New York City's ban on large sugary drinks from restaurants, movie theaters and other establishments was invalidated on Monday by a state judge as "arbitrary and capricious," a day before it was to take effect.
The 11-hour decision was a blow to New York City Mayor Michael Bloomberg, whose top lawyer quickly vowed to appeal. Bloomberg has made public health a cornerstone of his administration, with laws prohibiting smoking in restaurants, bars and parks; banning trans fats; and requiring chain restaurants to post calorie counts.
New York City Corporation Counsel Michael Cardozo vowed to appeal and keep pressing the mayor's case that the new law is needed to combat a growing obesity epidemic. The mayor successfully fought off past court challenges to the smoking ban and the calorie count rule.
"We plan to appeal the decision as soon as possible, and we are confident the Board of Health's decision will ultimately be upheld," Cardozo said in a statement.
Beverage manufacturers, restaurant and movie theater owners and other business groups had called the soda law an illegal overreach that would infringe upon consumers' personal liberty.
The regulation would have prohibited the city's food-service establishments from selling sugary drinks larger than 16 ounces (47 cl) starting on Tuesday, though city officials had said they would not begin imposing $200 fines on offending businesses until June.
But the ban only applied to businesses under the auspices of the health department, since it was the mayor-controlled health board, and not the city council, that approved the policy last fall. That meant that grocery and convenience stores - including 7 Eleven and its 64-ounce Big Gulp - were exempt from the regulation's reach.
In his ruling, state Supreme Court Justice Milton Tingling in Manhattan zeroed in on the loopholes, noting it would only have applied to businesses that are under the purview of the health department, like restaurants.
"It is arbitrary and capricious because it applies to some but not all food establishments in the city, it excludes other beverages that have significantly higher concentrations of sugar sweeteners and/or calories on suspect grounds, and the loopholes inherent in the rule ... serve to gut the purpose of the rule," he wrote.
He also expressed concern that to allow the health board such sweeping authority would "eviscerate" the separation of powers between the executive and the legislature branches of city government.
Chris Gindlesperger, a spokesman for the ABA, which represents companies including Coca-Cola, PepsiCo and Dr Pepper Snapple, said the ruling was a "sigh of relief" for New Yorkers and small businesses throughout the city.
But beverage industry consultant Tom Pirko of Bevmark Consulting in Santa Barbara, California, said the ruling could backfire if it convinces municipalities that the only way to reduce soda consumption is through higher taxes.
"If the guy with $14 billion can't ram it through, we probably can't either," he said. "What the industry is very worried about is not measures like Bloomberg's, which is local and easy to walk around.
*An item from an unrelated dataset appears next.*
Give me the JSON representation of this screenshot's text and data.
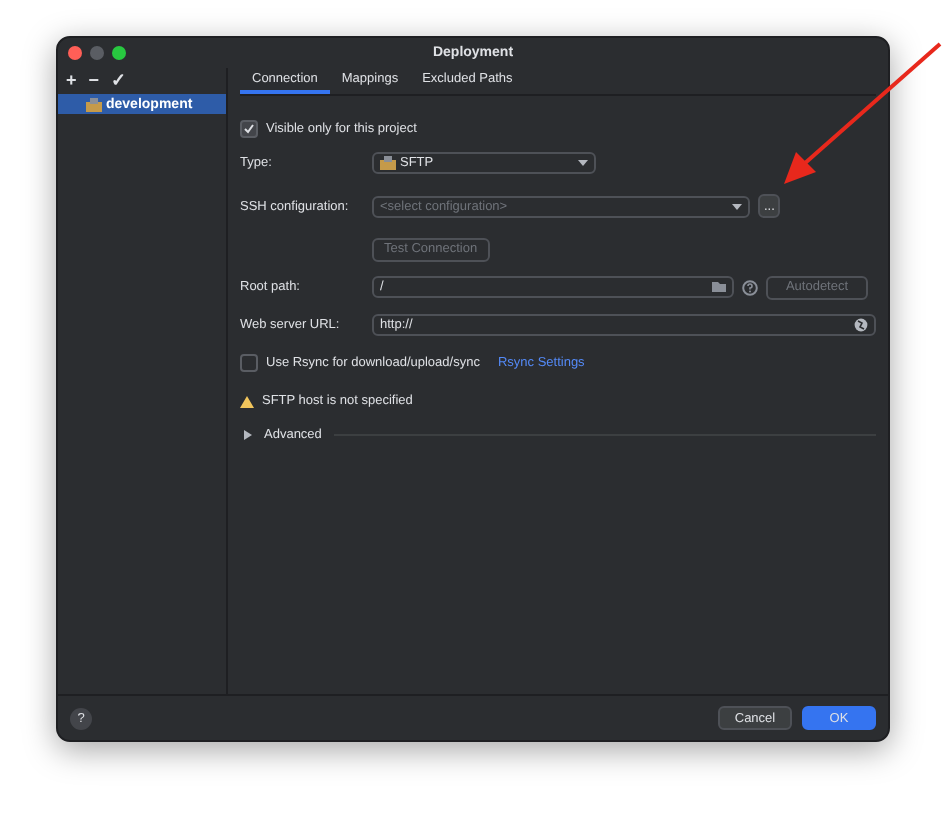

What they're worried about is taxes."
In anticipation of the soda ban, Bloomberg on Monday released new data tying sugary drinks to the city's fattest neighborhoods, though the ABA was quick to criticize its methodology.
Meanwhile, fast food restaurants and cafes had been scrambling on Monday to comply with the looming deadline. Many were confused over whether the rules applied to popular sweetened coffee drinks, underlining the ban's uneven applications.
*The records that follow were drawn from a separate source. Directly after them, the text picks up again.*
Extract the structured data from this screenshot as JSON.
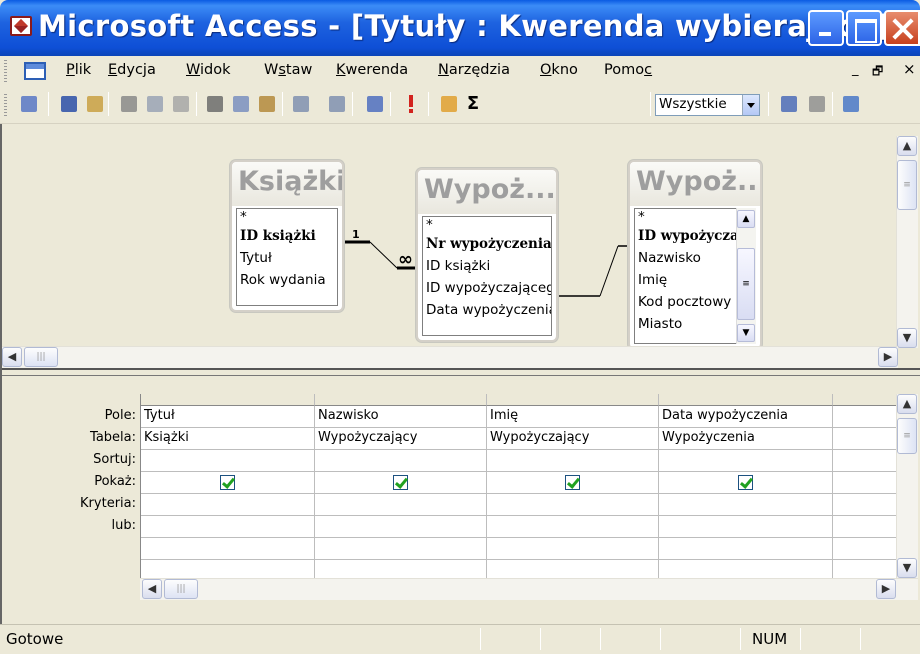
{
  "window": {
    "title": "Microsoft Access - [Tytuły : Kwerenda wybierająca]"
  },
  "menu": {
    "items": [
      {
        "label": "Plik",
        "ul": "P",
        "rest": "lik"
      },
      {
        "label": "Edycja",
        "ul": "E",
        "rest": "dycja"
      },
      {
        "label": "Widok",
        "ul": "W",
        "rest": "idok"
      },
      {
        "label": "Wstaw",
        "pre": "W",
        "ul": "s",
        "rest": "taw"
      },
      {
        "label": "Kwerenda",
        "ul": "K",
        "rest": "werenda"
      },
      {
        "label": "Narzędzia",
        "ul": "N",
        "rest": "arzędzia"
      },
      {
        "label": "Okno",
        "ul": "O",
        "rest": "kno"
      },
      {
        "label": "Pomoc",
        "pre": "Pomo",
        "ul": "c",
        "rest": ""
      }
    ],
    "mdi_minimize": "_",
    "mdi_restore": "🗗",
    "mdi_close": "×"
  },
  "toolbar": {
    "top_values_combo": "Wszystkie",
    "icons": [
      "view-icon",
      "save-icon",
      "search-icon",
      "print-icon",
      "print-preview-icon",
      "spelling-icon",
      "cut-icon",
      "copy-icon",
      "paste-icon",
      "undo-icon",
      "redo-icon",
      "query-type-icon",
      "run-icon",
      "show-table-icon",
      "totals-icon",
      "properties-icon",
      "build-icon",
      "database-window-icon"
    ]
  },
  "tables": [
    {
      "title": "Książki",
      "fields": [
        "*",
        "ID książki",
        "Tytuł",
        "Rok wydania"
      ],
      "key_field": "ID książki"
    },
    {
      "title": "Wypoż...",
      "fields": [
        "*",
        "Nr wypożyczenia",
        "ID książki",
        "ID wypożyczającego",
        "Data wypożyczenia"
      ],
      "key_field": "Nr wypożyczenia"
    },
    {
      "title": "Wypoż...",
      "fields": [
        "*",
        "ID wypożyczającego",
        "Nazwisko",
        "Imię",
        "Kod pocztowy",
        "Miasto"
      ],
      "key_field": "ID wypożyczającego"
    }
  ],
  "relationship": {
    "one_label": "1",
    "many_label": "∞"
  },
  "grid": {
    "row_labels": [
      "Pole:",
      "Tabela:",
      "Sortuj:",
      "Pokaż:",
      "Kryteria:",
      "lub:"
    ],
    "columns": [
      {
        "field": "Tytuł",
        "table": "Książki",
        "sort": "",
        "show": true,
        "criteria": "",
        "or": ""
      },
      {
        "field": "Nazwisko",
        "table": "Wypożyczający",
        "sort": "",
        "show": true,
        "criteria": "",
        "or": ""
      },
      {
        "field": "Imię",
        "table": "Wypożyczający",
        "sort": "",
        "show": true,
        "criteria": "",
        "or": ""
      },
      {
        "field": "Data wypożyczenia",
        "table": "Wypożyczenia",
        "sort": "",
        "show": true,
        "criteria": "",
        "or": ""
      }
    ]
  },
  "status": {
    "text": "Gotowe",
    "num": "NUM"
  }
}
McDonald's Corp said customers ordering a large coffee would be handed as many packets of sugar as they like on the side, to be poured into the drink at the customer's leisure.
By contrast, Dunkin' Donuts, which had been handing out leaflets to explain the law's impact on its menu, decided its servers would hand over large drinks unsweetened and simply direct customers to a self-serve stand where sugar and flavored syrups are kept.
Public sentiment on the ban had appeared divided, with a Marist University poll last summer showing 53 percent of New York City adults against the ban and 42 percent in favor.
"The mayor took a bullet and now we'll wait for the next big Bloomberg health initiative," said Professor Douglas Muzzio of Baruch College. "He's not going to stop."